The Kimmel Center is leading by example - providing arts education classes, workshops, and events that are either free or deeply discounted. As the region's most impactful performing arts center, the core of our mission is to provide vital arts education and community programming to broad and diverse communities in the region. This year, we have nearly doubled the number of arts education offerings with 10 distinct programs. They cater to students of all ages and skill levels and are designed to cultivate arts lovers, world leaders, and the performers of the future. With everything from afterschool programs and in-class visits, to student matinees and summer intensives, we work with teachers to align curriculum to their needs.
The Kimmel Center's work in education will be enhanced through our new partnership with the University of the Arts, as well as through the work of our eight resident companies: the Philadelphia Orchestra, Opera Philadelphia, the Pennsylvania Ballet, the Philly POPS, Philadanco, the Chamber Orchestra of Philadelphia, the Philadelphia Chamber Music Society, and Curtis Institute of Music.
Dozens of other arts and cultural organizations also provide invaluable arts education opportunities in the area.

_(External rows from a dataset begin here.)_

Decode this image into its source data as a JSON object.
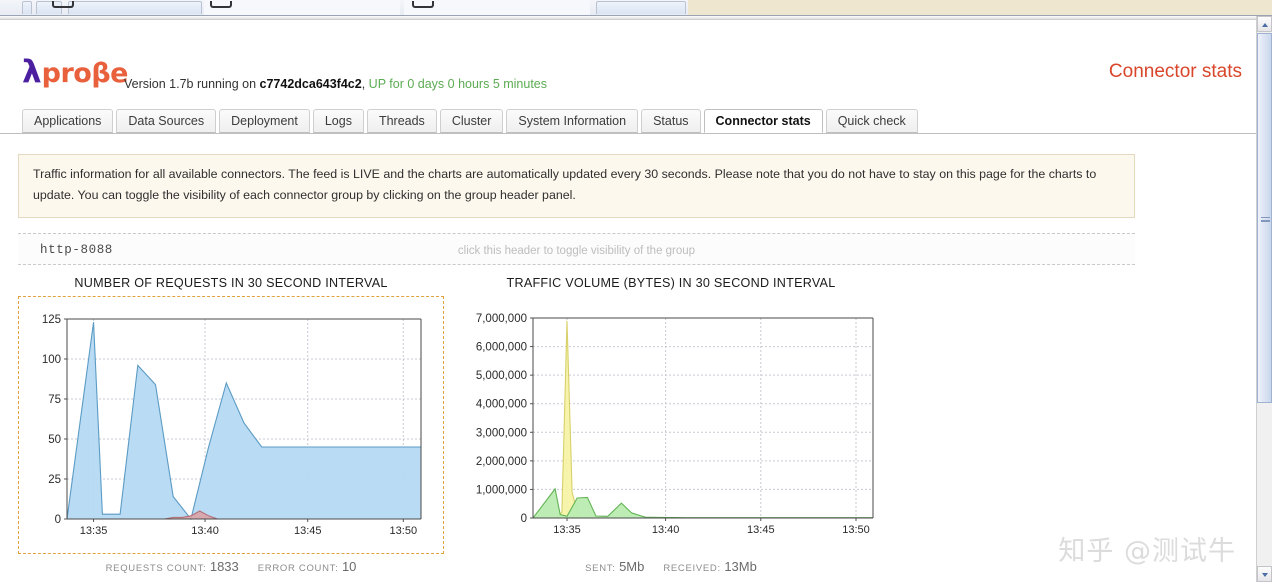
{
  "header": {
    "logo_lambda": "λ",
    "logo_text": "proβe",
    "version_prefix": "Version 1.7b running on ",
    "host": "c7742dca643f4c2",
    "version_comma": ",",
    "uptime": " UP for 0 days 0 hours 5 minutes",
    "page_title": "Connector stats",
    "accent_color": "#d9462b",
    "uptime_color": "#5bab52",
    "logo_lambda_color": "#4b1fa0",
    "logo_text_color": "#e8603c"
  },
  "tabs": [
    {
      "label": "Applications",
      "active": false
    },
    {
      "label": "Data Sources",
      "active": false
    },
    {
      "label": "Deployment",
      "active": false
    },
    {
      "label": "Logs",
      "active": false
    },
    {
      "label": "Threads",
      "active": false
    },
    {
      "label": "Cluster",
      "active": false
    },
    {
      "label": "System Information",
      "active": false
    },
    {
      "label": "Status",
      "active": false
    },
    {
      "label": "Connector stats",
      "active": true
    },
    {
      "label": "Quick check",
      "active": false
    }
  ],
  "banner": {
    "text": "Traffic information for all available connectors. The feed is LIVE and the charts are automatically updated every 30 seconds. Please note that you do not have to stay on this page for the charts to update. You can toggle the visibility of each connector group by clicking on the group header panel.",
    "background": "#fdf8ee",
    "border": "#e3d9bf"
  },
  "group": {
    "name": "http-8088",
    "toggle_hint": "click this header to toggle visibility of the group"
  },
  "chart_data": [
    {
      "type": "area",
      "title": "NUMBER OF REQUESTS IN 30 SECOND INTERVAL",
      "xlabel": "",
      "ylabel": "",
      "ylim": [
        0,
        125
      ],
      "yticks": [
        0,
        25,
        50,
        75,
        100,
        125
      ],
      "ytick_labels": [
        "0",
        "25",
        "50",
        "75",
        "100",
        "125"
      ],
      "xtick_labels": [
        "13:35",
        "13:45",
        "13:40",
        "13:50"
      ],
      "xticks_ordered": [
        "13:35",
        "13:40",
        "13:45",
        "13:50"
      ],
      "grid": true,
      "legend_position": "none",
      "series": [
        {
          "name": "requests",
          "color": "#b5d9f2",
          "line_color": "#5b9bc4",
          "x": [
            0.0,
            1.5,
            2.0,
            3.0,
            4.0,
            5.0,
            6.0,
            7.0,
            8.0,
            9.0,
            10.0,
            11.0,
            12.0,
            13.0,
            14.0,
            15.0,
            16.0,
            17.0,
            18.0,
            19.0,
            20.0
          ],
          "values": [
            0,
            123,
            3,
            3,
            96,
            84,
            14,
            0,
            45,
            85,
            60,
            45,
            45,
            45,
            45,
            45,
            45,
            45,
            45,
            45,
            45
          ]
        },
        {
          "name": "errors",
          "color": "#d9a5ab",
          "line_color": "#b3707a",
          "x": [
            5.5,
            6.0,
            6.5,
            7.0,
            7.5,
            8.0,
            8.5
          ],
          "values": [
            0,
            1,
            1,
            2,
            5,
            2,
            0
          ]
        }
      ],
      "footer": {
        "requests_count_label": "REQUESTS COUNT:",
        "requests_count_value": "1833",
        "error_count_label": "ERROR COUNT:",
        "error_count_value": "10"
      },
      "frame_border_color": "#e0a33f"
    },
    {
      "type": "area",
      "title": "TRAFFIC VOLUME (BYTES) IN 30 SECOND INTERVAL",
      "xlabel": "",
      "ylabel": "",
      "ylim": [
        0,
        7000000
      ],
      "yticks": [
        0,
        1000000,
        2000000,
        3000000,
        4000000,
        5000000,
        6000000,
        7000000
      ],
      "ytick_labels": [
        "0",
        "1,000,000",
        "2,000,000",
        "3,000,000",
        "4,000,000",
        "5,000,000",
        "6,000,000",
        "7,000,000"
      ],
      "xtick_labels": [
        "13:35",
        "13:40",
        "13:45",
        "13:50"
      ],
      "grid": true,
      "legend_position": "none",
      "series": [
        {
          "name": "received",
          "color": "#f7f3a8",
          "line_color": "#d8d06a",
          "x": [
            1.3,
            1.7,
            2.0,
            2.3,
            2.7
          ],
          "values": [
            0,
            200000,
            6900000,
            900000,
            0
          ]
        },
        {
          "name": "sent",
          "color": "#b9ecb0",
          "line_color": "#63b356",
          "x": [
            0.0,
            1.3,
            1.6,
            2.0,
            2.6,
            3.2,
            3.7,
            4.4,
            5.2,
            5.8,
            6.6,
            7.4,
            8.2,
            9.0,
            20.0
          ],
          "values": [
            0,
            1020000,
            120000,
            60000,
            700000,
            720000,
            70000,
            60000,
            520000,
            180000,
            30000,
            20000,
            15000,
            10000,
            10000
          ]
        }
      ],
      "footer": {
        "sent_label": "SENT:",
        "sent_value": "5Mb",
        "received_label": "RECEIVED:",
        "received_value": "13Mb"
      }
    }
  ],
  "watermark": {
    "text": "知乎 @测试牛"
  },
  "scrollbar": {
    "up_icon": "chevron-up-icon",
    "down_icon": "chevron-down-icon"
  }
}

Just last month, more than 50 of these entities gathered at the Kimmel Center for the 14th annual Arts Education Fair. Hosted in partnership with Creative Philadelphia and the Greater Philadelphia Cultural Alliance, this event provided educators a great opportunity to discover new and innovative methods to incorporate the arts into their lesson plans.
The arts are not a luxury, but they are rapidly disappearing from our students' academic experience. It is the responsibility of the public and private sectors to get involved and to support their local arts institutions that are dutifully filling the gap. Who knows? We may have the next Leslie Odom Jr. in a Philadelphia classroom waiting to discover his or her "a-ha moment."